High school American History, eleventh grade. Boring. Few students enjoyed it, except for me. But I was already a history monster, and I sat up and paid attention. Not like those others, shooting spitwads, passing notes and slam books (I always had a page full of retorts and cruel remarks that some thought were hilarious under my name.) Rarely was actual history thought about during those classes, back in 1968 and '69. How frustrating it must have been to teach that! It probably isn't much different today.


But wait! Out on the cyber-horizon-- it's a bird... it's a plane... it's Super-Historian! Yes, kids, that's right. Geeky but enlightening, Super-historian Howard Zinn, who was a history professor back in my high school days, as well as an ant-war activist and marcher in Civil Rights protests right alongside Dr. King, has just what the bored kid needs. Start by watching this:




That's right, kids, a graphic adaptation of A People's History of American Empire. Mike Konopacki did the art, historical photos are included, and much of the dialogue is based on lectures shown in the film about Dr. Zinn You Can't Be Neutral on a Moving Train. This is truly a multi-media package.


First, a warning: this isn't actually the same history that your high-school textbook showed you and your teacher tested you on; it's more of the "underground" version. ""American Empire" says it, though... Ever wonder about those pesky Sandinistas down in Guatamala, that Reagan was so hot about killing? (Remember Iran/Contra? Probably not much. But that was all about helping those who were fighting against the Sandinistas, the side chosen by Reagan and his cohorts to support because those Sandinistas were no doubt Socialists.) Anyway, they took their name from one Augusto Sandino, in the early part of the twentieth century. His story starts on page 212, and by the time you finish it you'll understand exactly what a "banana republic" is... if you make it that far.


But if you start at the beginning, the first story you'll read and see (that's the glory of words-with-pictures! They stick in your head) is about the massacre at Wounded Knee, the final stroke of Manifest Destiny getting the pesky Native Americans out of the way of white folks.


You will learn of the Zoot Suit Riots, as well as the true story of the Rough Riders' charge up San Juan Hill (and I must admit there are occasional discrepencies; Teddy Roosevelt was drawn on horseback.

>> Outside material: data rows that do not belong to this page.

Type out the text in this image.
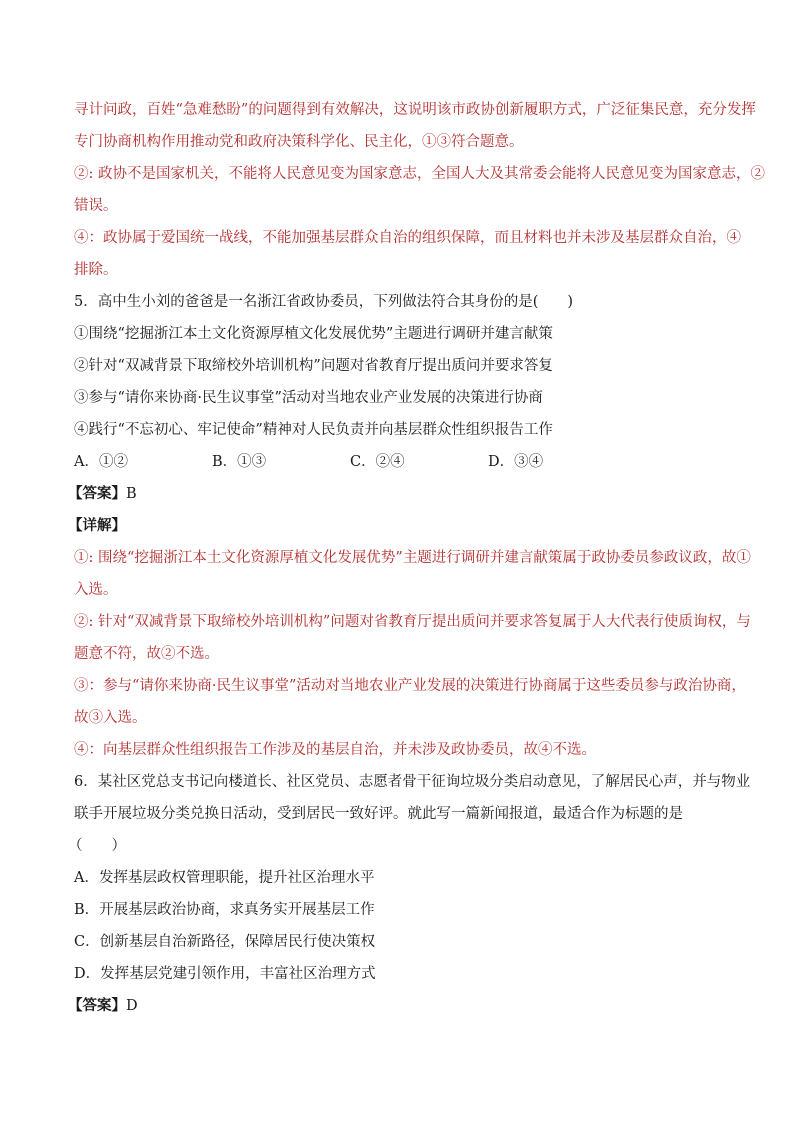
寻计问政，百姓“急难愁盼”的问题得到有效解决，这说明该市政协创新履职方式，广泛征集民意，充分发挥
专门协商机构作用推动党和政府决策科学化、民主化，①③符合题意。
②: 政协不是国家机关，不能将人民意见变为国家意志，全国人大及其常委会能将人民意见变为国家意志，②
错误。
④：政协属于爱国统一战线，不能加强基层群众自治的组织保障，而且材料也并未涉及基层群众自治，④
排除。
5．高中生小刘的爸爸是一名浙江省政协委员，下列做法符合其身份的是(　　)
①围绕“挖掘浙江本土文化资源厚植文化发展优势”主题进行调研并建言献策
②针对“双减背景下取缔校外培训机构”问题对省教育厅提出质问并要求答复
③参与“请你来协商·民生议事堂”活动对当地农业产业发展的决策进行协商
④践行“不忘初心、牢记使命”精神对人民负责并向基层群众性组织报告工作
A．①②	B．①③	C．②④	D．③④
【答案】B
【详解】
①: 围绕“挖掘浙江本土文化资源厚植文化发展优势”主题进行调研并建言献策属于政协委员参政议政，故①
入选。
②: 针对“双减背景下取缔校外培训机构”问题对省教育厅提出质问并要求答复属于人大代表行使质询权，与
题意不符，故②不选。
③：参与“请你来协商·民生议事堂”活动对当地农业产业发展的决策进行协商属于这些委员参与政治协商，
故③入选。
④：向基层群众性组织报告工作涉及的基层自治，并未涉及政协委员，故④不选。
6．某社区党总支书记向楼道长、社区党员、志愿者骨干征询垃圾分类启动意见，了解居民心声，并与物业
联手开展垃圾分类兑换日活动，受到居民一致好评。就此写一篇新闻报道，最适合作为标题的是
（　　）
A．发挥基层政权管理职能，提升社区治理水平
B．开展基层政治协商，求真务实开展基层工作
C．创新基层自治新路径，保障居民行使决策权
D．发挥基层党建引领作用，丰富社区治理方式
【答案】D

But the Rough Riders' horses were somehow on the next ship and hadn't reached the battle zone yet.) Oh-- and you'll understand a whole lot better the current attitude toward the possibility of American intervention in Iran, because the story of how our CIA overthrew a democratically-elected government there in 1953, then established a long-absent Shah on the Lion Throne... they have every right to not want our "help"!